La décision se fonde sur une application souple des textes pour préserver les chances de redressement, tout en encadrant strictement ce sursis par des exigences procédurales renforcées.

**I. Une application pragmatique des textes justifiant la prolongation de l’observation**

Le jugement procède à une interprétation téléologique des dispositions légales pour adapter les délais aux nécessités de l’espèce. Le tribunal relève que « l’élaboration des propositions de règlement des créanciers n’a pu être menée dans le délai minimum prévu par le texte légal ». Ce constat d’impossibilité matérielle constitue le fondement légal de la décision. En se référant aux articles L. 621-3 et R. 621-9 du code de commerce, il use d’une faculté offerte par la loi. Cette analyse montre une volonté de ne pas sacrifier une possibilité de redressement au seul motif du dépassement d’un délai. La prolongation vise explicitement « l’élaboration du plan de Sauvegarde Judiciaire de l’entreprise ». La décision donne ainsi la primauté à l’objectif de continuation de l’activité et de traitement de la crise.

Cette souplesse interprétative est toutefois immédiatement contrebalancée par un renforcement du contrôle judiciaire. Le tribunal ne se contente pas d’accorder du temps. Il ordonne que « le débiteur informe ce dernier des résultats de l’exploitation, de la situation de trésorerie et de sa capacité à faire face aux dettes ». Cette injonction, prévue à l’article L. 622-17, est rappelée avec force. Le juge conditionne ainsi le bénéfice du délai supplémentaire à une transparence accrue de la part du dirigeant. La prolongation n’est donc pas un simple report. Elle s’apparente à une nouvelle chance strictement encadrée et surveillée. Le tribunal opère une conciliation entre l’impératif de célérité procédurale et la finalité de sauvegarde des emplois et de l’outil de production.

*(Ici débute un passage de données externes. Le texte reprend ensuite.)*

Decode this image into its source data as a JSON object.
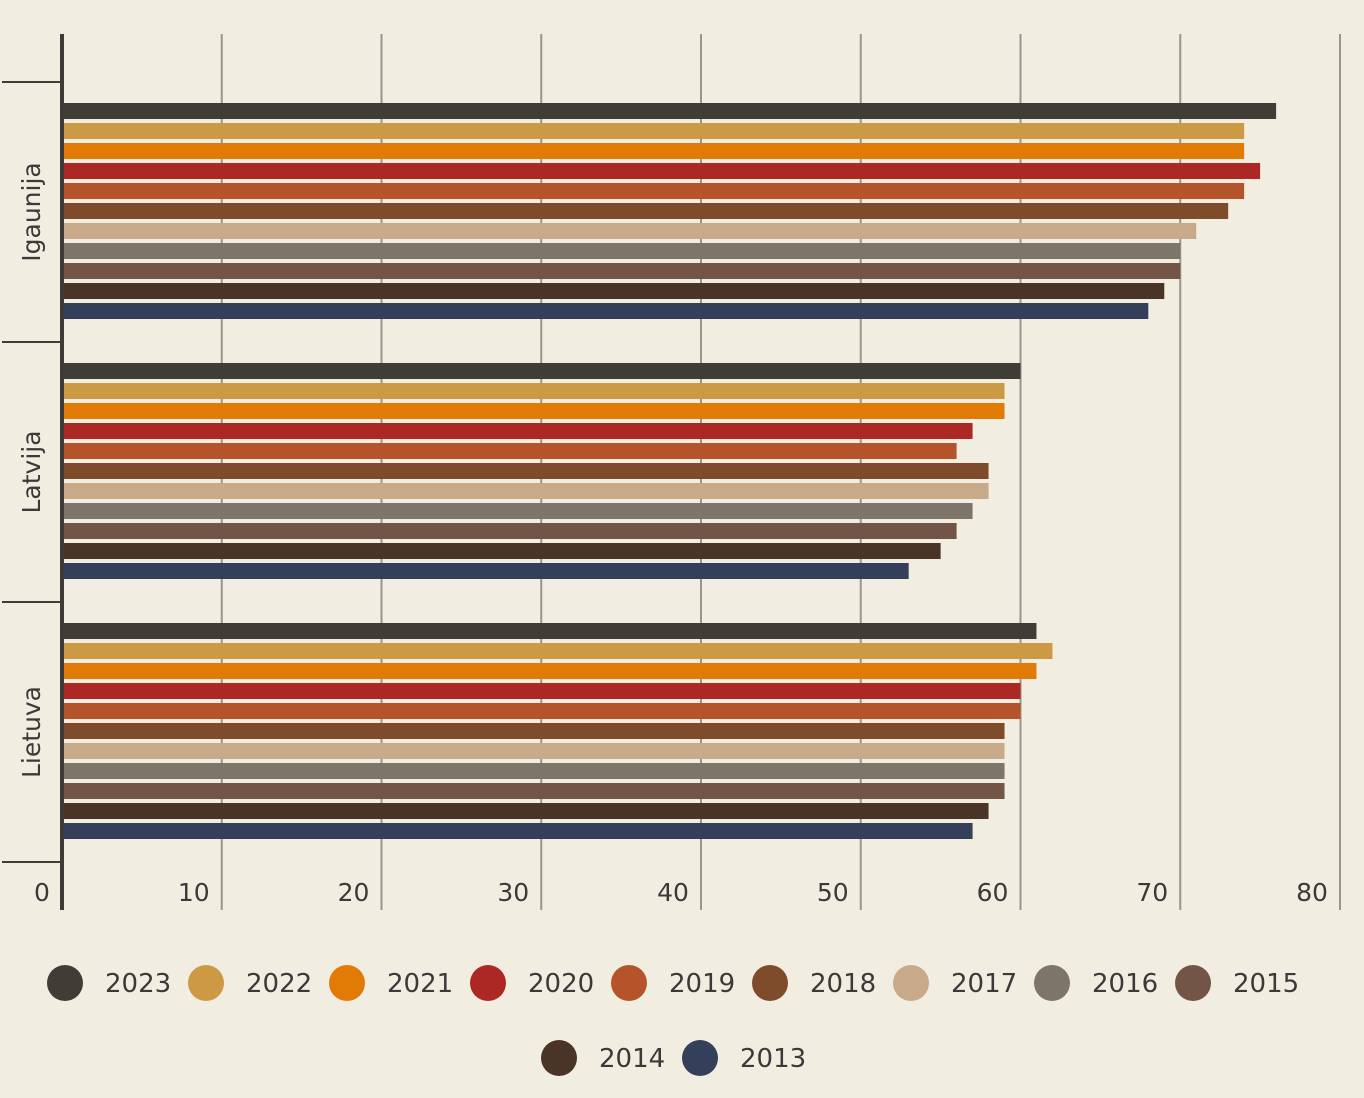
{
  "chart_data": {
    "type": "bar",
    "orientation": "horizontal",
    "title": "",
    "xlabel": "",
    "ylabel": "",
    "xlim": [
      0,
      80
    ],
    "xticks": [
      0,
      10,
      20,
      30,
      40,
      50,
      60,
      70,
      80
    ],
    "grid": "vertical",
    "legend_position": "bottom",
    "categories": [
      "Igaunija",
      "Latvija",
      "Lietuva"
    ],
    "series": [
      {
        "name": "2023",
        "color": "#403d37",
        "values": [
          76.0,
          60.0,
          61.0
        ]
      },
      {
        "name": "2022",
        "color": "#cc9a45",
        "values": [
          74.0,
          59.0,
          62.0
        ]
      },
      {
        "name": "2021",
        "color": "#e27b05",
        "values": [
          74.0,
          59.0,
          61.0
        ]
      },
      {
        "name": "2020",
        "color": "#ac2824",
        "values": [
          75.0,
          57.0,
          60.0
        ]
      },
      {
        "name": "2019",
        "color": "#b5532a",
        "values": [
          74.0,
          56.0,
          60.0
        ]
      },
      {
        "name": "2018",
        "color": "#7e4c2a",
        "values": [
          73.0,
          58.0,
          59.0
        ]
      },
      {
        "name": "2017",
        "color": "#c8a98a",
        "values": [
          71.0,
          58.0,
          59.0
        ]
      },
      {
        "name": "2016",
        "color": "#7d746a",
        "values": [
          70.0,
          57.0,
          59.0
        ]
      },
      {
        "name": "2015",
        "color": "#735548",
        "values": [
          70.0,
          56.0,
          59.0
        ]
      },
      {
        "name": "2014",
        "color": "#4a3428",
        "values": [
          69.0,
          55.0,
          58.0
        ]
      },
      {
        "name": "2013",
        "color": "#343f5a",
        "values": [
          68.0,
          53.0,
          57.0
        ]
      }
    ]
  },
  "colors": {
    "background": "#f1ede1",
    "axis": "#3f3c37",
    "grid": "#9a958a"
  }
}
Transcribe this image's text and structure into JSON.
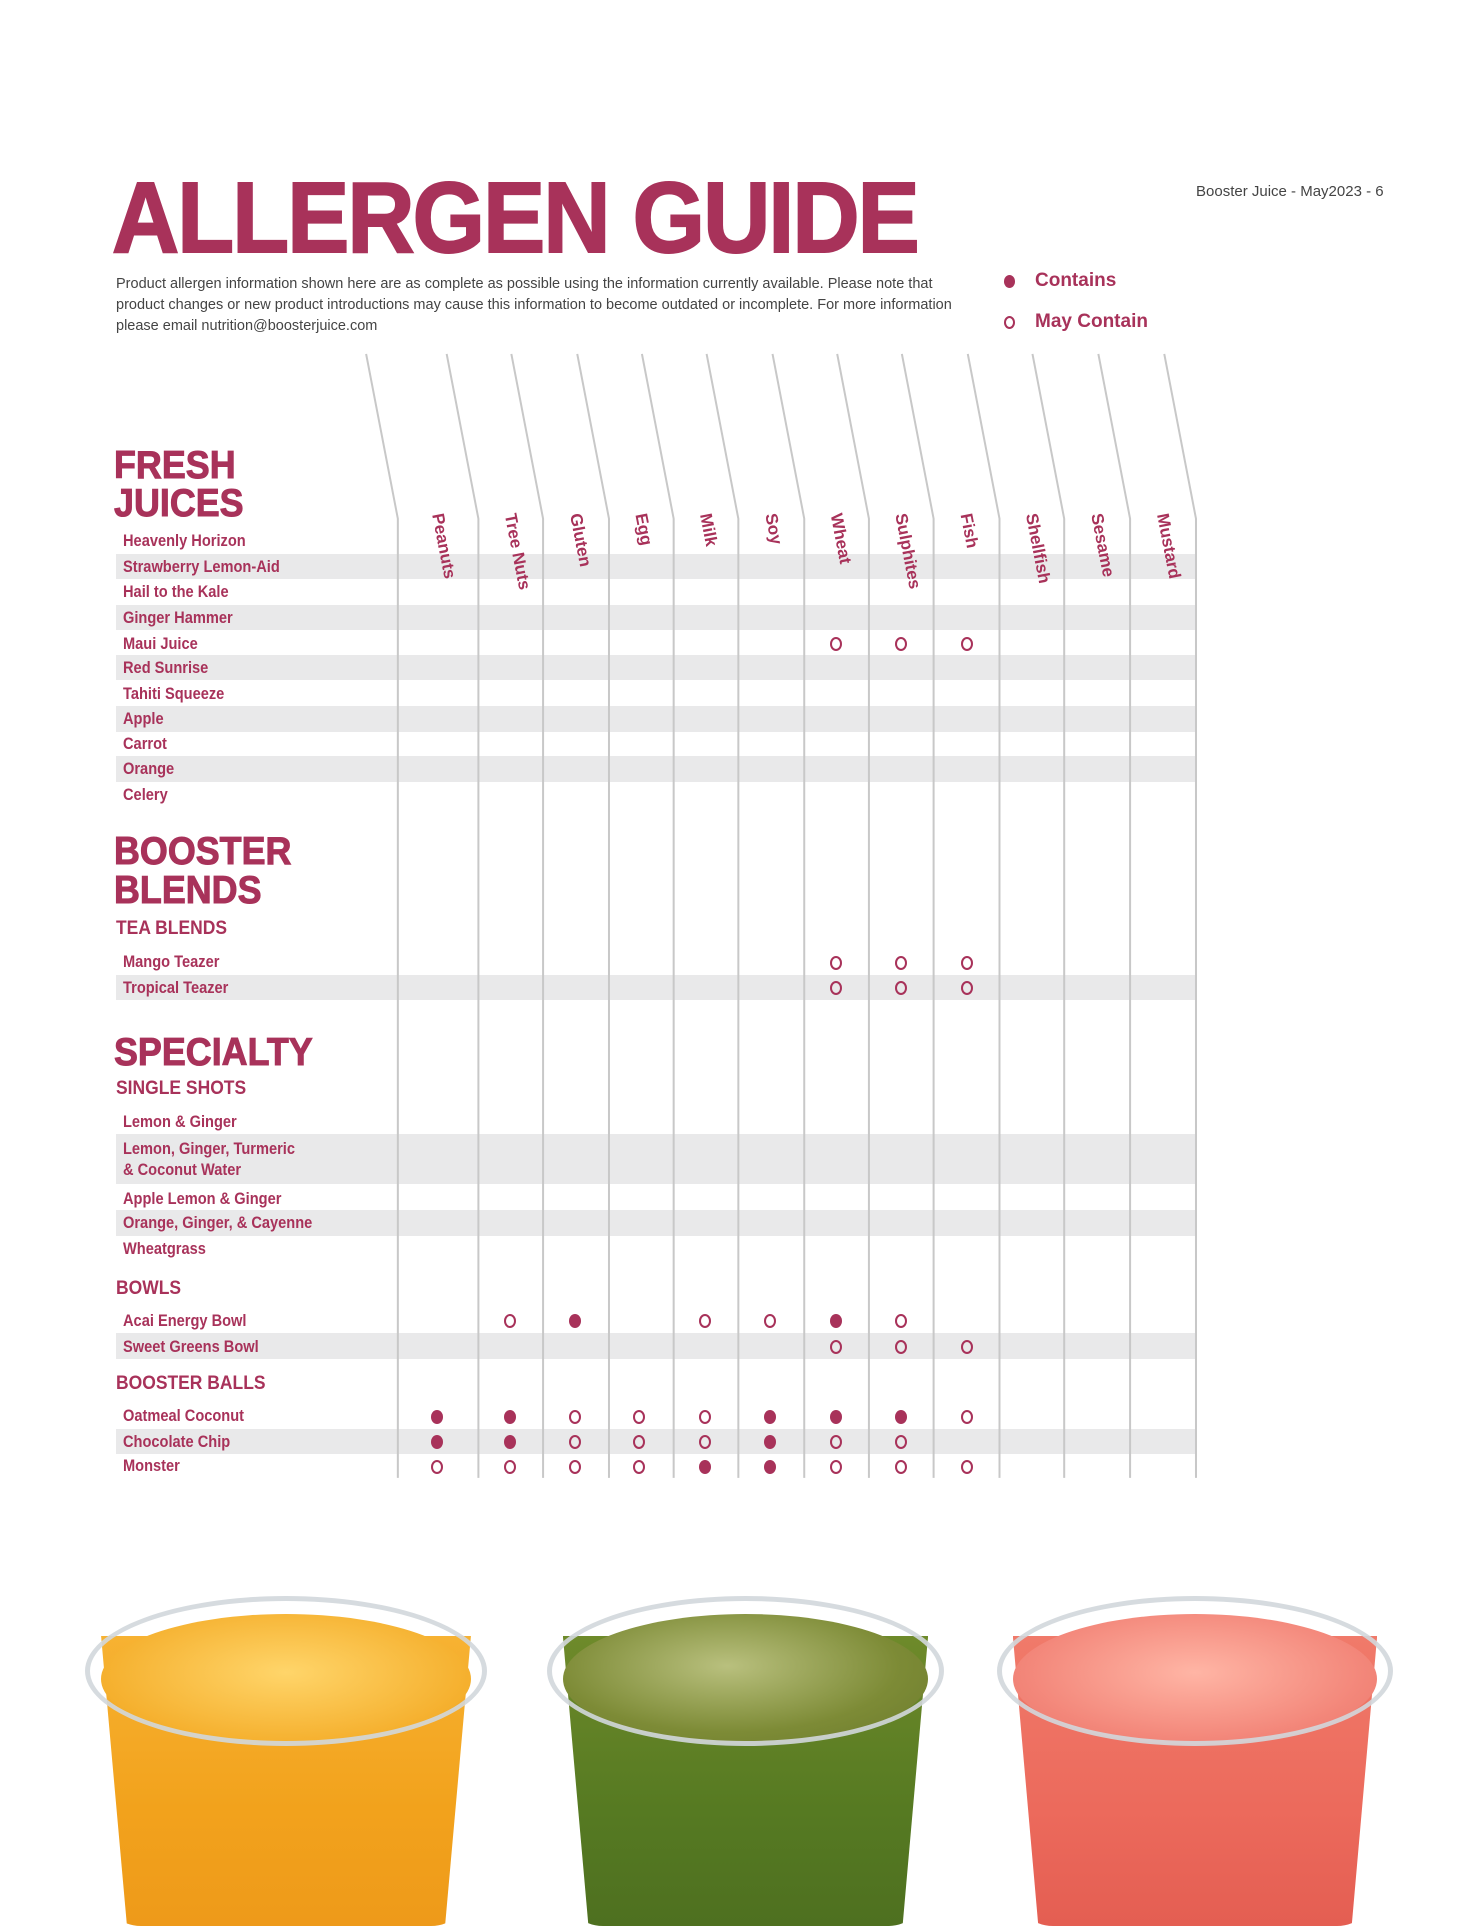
{
  "header": {
    "title": "ALLERGEN GUIDE",
    "page_ref": "Booster Juice - May2023 - 6",
    "description": "Product allergen information shown here are as complete as possible using the information currently available. Please note that product changes or new product introductions may cause this information to become outdated or incomplete. For more information please email  nutrition@boosterjuice.com"
  },
  "legend": {
    "contains": "Contains",
    "may_contain": "May Contain"
  },
  "colors": {
    "brand": "#a8325a",
    "row_shade": "#e9e9ea",
    "grid_line": "#c8c8c8"
  },
  "allergens": [
    "Peanuts",
    "Tree Nuts",
    "Gluten",
    "Egg",
    "Milk",
    "Soy",
    "Wheat",
    "Sulphites",
    "Fish",
    "Shellfish",
    "Sesame",
    "Mustard"
  ],
  "sections": [
    {
      "title": [
        "FRESH",
        "JUICES"
      ],
      "groups": [
        {
          "title": "",
          "items": [
            {
              "name": "Heavenly Horizon",
              "marks": [
                "",
                "",
                "",
                "",
                "",
                "",
                "",
                "",
                "",
                "",
                "",
                ""
              ]
            },
            {
              "name": "Strawberry Lemon-Aid",
              "marks": [
                "",
                "",
                "",
                "",
                "",
                "",
                "",
                "",
                "",
                "",
                "",
                ""
              ]
            },
            {
              "name": "Hail to the Kale",
              "marks": [
                "",
                "",
                "",
                "",
                "",
                "",
                "",
                "",
                "",
                "",
                "",
                ""
              ]
            },
            {
              "name": "Ginger Hammer",
              "marks": [
                "",
                "",
                "",
                "",
                "",
                "",
                "",
                "",
                "",
                "",
                "",
                ""
              ]
            },
            {
              "name": "Maui Juice",
              "marks": [
                "",
                "",
                "",
                "",
                "",
                "",
                "M",
                "M",
                "M",
                "",
                "",
                ""
              ]
            },
            {
              "name": "Red Sunrise",
              "marks": [
                "",
                "",
                "",
                "",
                "",
                "",
                "",
                "",
                "",
                "",
                "",
                ""
              ]
            },
            {
              "name": "Tahiti Squeeze",
              "marks": [
                "",
                "",
                "",
                "",
                "",
                "",
                "",
                "",
                "",
                "",
                "",
                ""
              ]
            },
            {
              "name": "Apple",
              "marks": [
                "",
                "",
                "",
                "",
                "",
                "",
                "",
                "",
                "",
                "",
                "",
                ""
              ]
            },
            {
              "name": "Carrot",
              "marks": [
                "",
                "",
                "",
                "",
                "",
                "",
                "",
                "",
                "",
                "",
                "",
                ""
              ]
            },
            {
              "name": "Orange",
              "marks": [
                "",
                "",
                "",
                "",
                "",
                "",
                "",
                "",
                "",
                "",
                "",
                ""
              ]
            },
            {
              "name": "Celery",
              "marks": [
                "",
                "",
                "",
                "",
                "",
                "",
                "",
                "",
                "",
                "",
                "",
                ""
              ]
            }
          ]
        }
      ]
    },
    {
      "title": [
        "BOOSTER",
        "BLENDS"
      ],
      "groups": [
        {
          "title": "TEA BLENDS",
          "items": [
            {
              "name": "Mango Teazer",
              "marks": [
                "",
                "",
                "",
                "",
                "",
                "",
                "M",
                "M",
                "M",
                "",
                "",
                ""
              ]
            },
            {
              "name": "Tropical Teazer",
              "marks": [
                "",
                "",
                "",
                "",
                "",
                "",
                "M",
                "M",
                "M",
                "",
                "",
                ""
              ]
            }
          ]
        }
      ]
    },
    {
      "title": [
        "SPECIALTY"
      ],
      "groups": [
        {
          "title": "SINGLE SHOTS",
          "items": [
            {
              "name": "Lemon & Ginger",
              "marks": [
                "",
                "",
                "",
                "",
                "",
                "",
                "",
                "",
                "",
                "",
                "",
                ""
              ]
            },
            {
              "name": "Lemon, Ginger, Turmeric",
              "name2": "& Coconut Water",
              "marks": [
                "",
                "",
                "",
                "",
                "",
                "",
                "",
                "",
                "",
                "",
                "",
                ""
              ]
            },
            {
              "name": "Apple Lemon & Ginger",
              "marks": [
                "",
                "",
                "",
                "",
                "",
                "",
                "",
                "",
                "",
                "",
                "",
                ""
              ]
            },
            {
              "name": "Orange, Ginger, & Cayenne",
              "marks": [
                "",
                "",
                "",
                "",
                "",
                "",
                "",
                "",
                "",
                "",
                "",
                ""
              ]
            },
            {
              "name": "Wheatgrass",
              "marks": [
                "",
                "",
                "",
                "",
                "",
                "",
                "",
                "",
                "",
                "",
                "",
                ""
              ]
            }
          ]
        },
        {
          "title": "BOWLS",
          "items": [
            {
              "name": "Acai Energy Bowl",
              "marks": [
                "",
                "M",
                "C",
                "",
                "M",
                "M",
                "C",
                "M",
                "",
                "",
                "",
                ""
              ]
            },
            {
              "name": "Sweet Greens Bowl",
              "marks": [
                "",
                "",
                "",
                "",
                "",
                "",
                "M",
                "M",
                "M",
                "",
                "",
                ""
              ]
            }
          ]
        },
        {
          "title": "BOOSTER BALLS",
          "items": [
            {
              "name": "Oatmeal Coconut",
              "marks": [
                "C",
                "C",
                "M",
                "M",
                "M",
                "C",
                "C",
                "C",
                "M",
                "",
                "",
                ""
              ]
            },
            {
              "name": "Chocolate Chip",
              "marks": [
                "C",
                "C",
                "M",
                "M",
                "M",
                "C",
                "M",
                "M",
                "",
                "",
                "",
                ""
              ]
            },
            {
              "name": "Monster",
              "marks": [
                "M",
                "M",
                "M",
                "M",
                "C",
                "C",
                "M",
                "M",
                "M",
                "",
                "",
                ""
              ]
            }
          ]
        }
      ]
    }
  ]
}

**II. Un encadrement procédural strict destiné à garantir l’efficacité du sursis accordé**

La portée de la décision réside dans le dispositif de contrôle actif et échelonné qu’elle met en place. Le jugement ne se limite pas à un renouvellement formel. Il organise un calendrier contraignant pour éviter toute nouvelle procrastination. Le tribunal « dit que le débiteur est convoqué à l’audience du 18 mars 2025 à 14h00 ». À cette date, il devra présenter « au moins oralement […] les grandes lignes du plan qu’il envisage de proposer ». Cette convocation anticipée, bien avant le terme de la période prolongée, institue un jalonnement de la procédure. Elle matérialise un suivi dynamique par le juge. L’audience aura pour objet de faire « le point des chances de redressement de l’entreprise ». Cette formulation laisse entrevoir la possibilité d’une issue défavorable. Le tribunal mentionne explicitement « l’éventuelle application de l’article L.631-15 II », qui permet la conversion en liquidation.

Ce dispositif révèle une portée pratique significative. Le renouvellement n’est pas une fin en soi, mais une étape soumise à une condition résolutoire. La société doit démontrer rapidement la viabilité de son projet. L’obligation de formaliser ensuite le plan « en consultation avec les créanciers » inscrit la démarche dans le cadre du contradictoire. Cette décision illustre une gestion judiciaire modernisée des procédures collectives. Elle combine une certaine flexibilité initiale sur les délais avec un pilotage rigoureux et réactif de la période d’observation. Le juge affirme son rôle de direction de la procédure, garant de son efficacité et de sa célérité finale.

Source : Cour de cassation – Base Open Data « Judilibre » & « Légifrance ».